Wednesday, March 27, 2002

Kansas unfazed by media spotlight

The Associated Press

        LAWRENCE, Kan. — Jeff Boschee moved smoothly from a national radio interview to a press conference. Kansas' shooting guard fielded questions ranging from 3-point shooting, to the Jayhawks' Final Four matchup with Maryland, to a couple who named their infant daughter “Deavynn Boschee Christine Schlesener.”

        “It's flattering,” Boschee said. “I guess it's a credit to what I've accomplished here in my career and what the team has accomplished.”

        The Jayhawks have handled the media crush all season and are about to step onto a bigger stage, making their first Final Four appearance since 1993.

        Kansas players have had a sampling of what to expect from the national media from their fans in Lawrence.

        The Jayhawks are treated like a boy band — especially Boschee, the team's designated heartthrob.

        “They crowd in on us, scream at us, grab at us,” forward Nick Collison said. “It's good to know that those people support you, but sometimes it's tough when all those people are up in your face, screaming for an autograph from like a foot away.”

        The Jayhawks have received plenty of national attention throughout the season with media reporting on the squad that spent a number of weeks as the top-ranked team.

        “It seems like you just keep answering the same questions over and over,” guard Kirk Hinrich said Tuesday. “It's a good problem to have, though.”

        In addition to basic statistical information, Jayhawks fans now know All-American forward Drew Gooden spends his summers in Finland with his mother's family, and that coach Roy Williams once threatened to send him back to Oakland on a bus if he didn't buy into Kansas' game plan.

        Gooden doesn't shy away from the attention — and if he gets a bit prickly fielding questions about the Jayhawks' inside toughness, he generally remains gracious even through long interview sessions.

        “Coach told me that I was going to get a lot of media attention this year, and the media can either make you or break you,” Gooden said. “So I try to get along with the media and not turn anybody down. I know everybody's got a job to do.”

        Fans also know that Boschee and Hinrich have had dates interrupted by fans, and that there was a Boschee impostor was on the Internet — until the university tracked the culprit down and put a stop to it.

        The Jayhawks, and even Williams, seem more amused than distracted by the offbeat questions and the spotlight.

        “This team's composed of old guys and a couple of freshmen who have really handled themselves well this year,” Boschee said. “We don't let the media hype get to our heads. We've still got a job to do.”
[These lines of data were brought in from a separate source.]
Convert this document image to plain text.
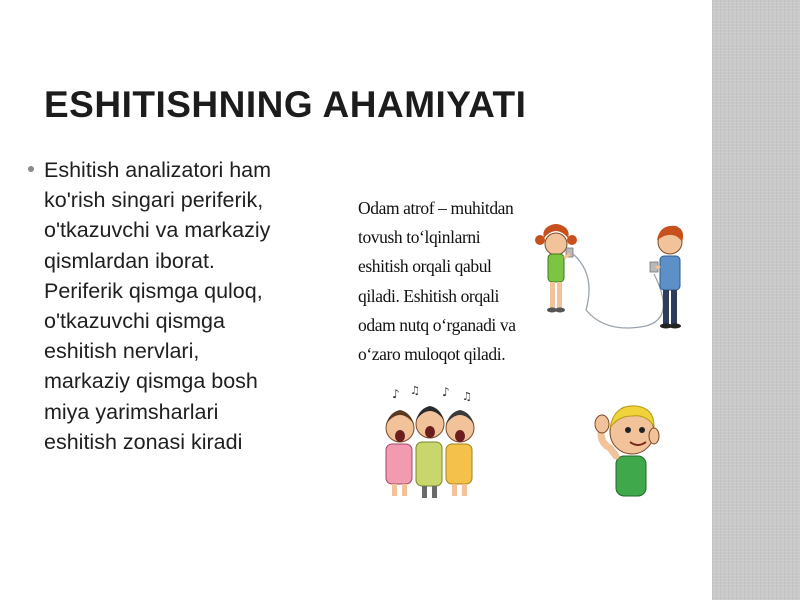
ESHITISHNING AHAMIYATI
Eshitish analizatori ham
ko'rish singari periferik,
o'tkazuvchi va markaziy
qismlardan iborat.
Periferik qismga quloq,
o'tkazuvchi qismga
eshitish nervlari,
markaziy qismga bosh
miya yarimsharlari
eshitish zonasi kiradi
Odam atrof – muhitdan
tovush to‘lqinlarni
eshitish orqali qabul
qiladi. Eshitish orqali
odam nutq o‘rganadi va
o‘zaro muloqot qiladi.
♪ ♫ ♪ ♫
        That job, Collison said, is winning the Jayhawks' first national title since 1988.

        “We realize how close we are to our goal, and we realize we can enjoy the journey and get into the media hype after the season,” he said. “We realize now that it's all about basketball.”

        That's exactly what Williams wants to hear.

        “I think this team's mature enough to handle the attention,” he said. “Every once in a while, they'll say a little bit more than maybe they should.”